Edward parecia confuso.

— Mas... como?

— Eu não sei — confessei, dando de ombros.

Fiquei levemente assustada quando o vi se aproximando de mim. Aquilo não era um bom sinal. Eu não sabia se podia constrolar meus instintos vampirescos ainda.

— Não! — exclamei. — Fique longe de mim!

Eu tinha estendido a mão, fazendo um gesto urgente. Pude ver a tristeza no rosto de Edward quando eu disse isso.

— Eu entendo que esteja... com medo.

Vi ele se afastar e sentar na minha cama, arrasado. Por um momento, eu não falei nada, meio confusa. Até eu entender o que ele estava pensando.

— Edward, não é nada disso! — expliquei, com urgência. — Não estou te culpando pelo que aconteceu, eu só... não sei se consigo me controlar. Seu sangue é... bem cheiroso.

Ele ficou perdido entre o sorriso e a confusão.

— Pelo menos agora você entende pelo que eu passava — Ele decidiu ficar com o sorriso. — Sabe o que eu queria dizer quando não queria que você... bem, passasse dos limites.

Eu não pude deixar de rir junto com ele. Nós mantínhamos uma boa distância um do outro, mas mesmo assim eu podia ouvir seu coração. Eu não consegui entender como o Edward suportava aquilo. Aquela sede que eu sentia pelo sangue dele era quase maníaca. Eu achava que quando chegasse perto demais, não conseguiria controlar meus próprios atos. E as conseqüência disso poderia ser desastrosas.

— A explicação mais sensata para tudo era que eu realmente te mordi, mas isso não faz sentido também. — Edward ainda pensava. — Primeiro porque seus olhos estão âmbar, e se você fosse uma recém-nascida seus olhos seriam vermelhos... Segundo porque a transfomação duraria mais e eu lembraria disso, porque eu estaria vendo. Terceiro porque eu virei humano...
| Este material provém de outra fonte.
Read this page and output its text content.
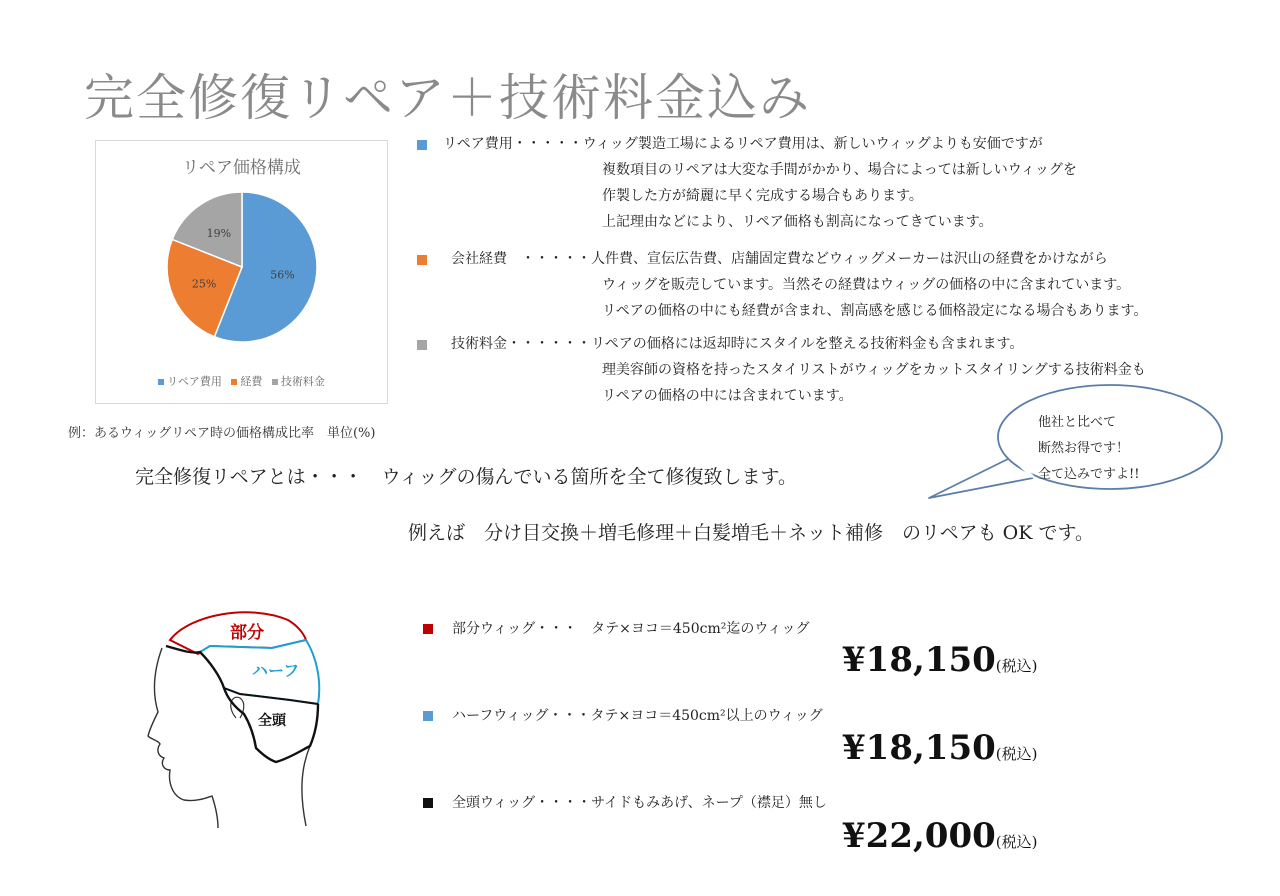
完全修復リペア＋技術料金込み
リペア価格構成
56%
25%
19%
リペア費用 経費 技術料金
例：あるウィッグリペア時の価格構成比率　単位(%)
リペア費用・・・・・ウィッグ製造工場によるリペア費用は、新しいウィッグよりも安価ですが
複数項目のリペアは大変な手間がかかり、場合によっては新しいウィッグを
作製した方が綺麗に早く完成する場合もあります。
上記理由などにより、リペア価格も割高になってきています。
会社経費　・・・・・人件費、宣伝広告費、店舗固定費などウィッグメーカーは沢山の経費をかけながら
ウィッグを販売しています。当然その経費はウィッグの価格の中に含まれています。
リペアの価格の中にも経費が含まれ、割高感を感じる価格設定になる場合もあります。
技術料金・・・・・・リペアの価格には返却時にスタイルを整える技術料金も含まれます。
理美容師の資格を持ったスタイリストがウィッグをカットスタイリングする技術料金も
リペアの価格の中には含まれています。
他社と比べて
断然お得です！
全て込みですよ!!
完全修復リペアとは・・・　ウィッグの傷んでいる箇所を全て修復致します。
例えば　分け目交換＋増毛修理＋白髪増毛＋ネット補修　のリペアも OK です。
部分
ハーフ
全頭
部分ウィッグ・・・　タテ×ヨコ＝450cm²迄のウィッグ
¥18,150(税込)
ハーフウィッグ・・・タテ×ヨコ＝450cm²以上のウィッグ
¥18,150(税込)
全頭ウィッグ・・・・サイドもみあげ、ネープ（襟足）無し
¥22,000(税込)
— Quarto, porque isso, quinto porque aquilo... — brinquei, revirando os olhos. — Vai achar um monte de coisas para enumerar.

Edward ficou calado por um momento, olhando para o chão. Eu não fazia idéia do que se passava na cabeça dele. Acho que ele estava bem assustado com tudo o que acontecera, e para falar a verdade, eu também estava. Eu sempre quis que ele me trasformasse, mas isso era diferente. Primeiro porque era muito louco. Segundo pelo fato de eu ser o leão, e ele o cordeiro dessa vez. Afinal, eu queria que nós dois fossemos os leões; eu não queria cordeiros na história.

— Bella — ele me chamou. — Nós temos que consertar isso.

— E como?

— Não sei. — Eu vi a determinação em seus olhos. — Mas nós temos que dar um jeito. E depressa.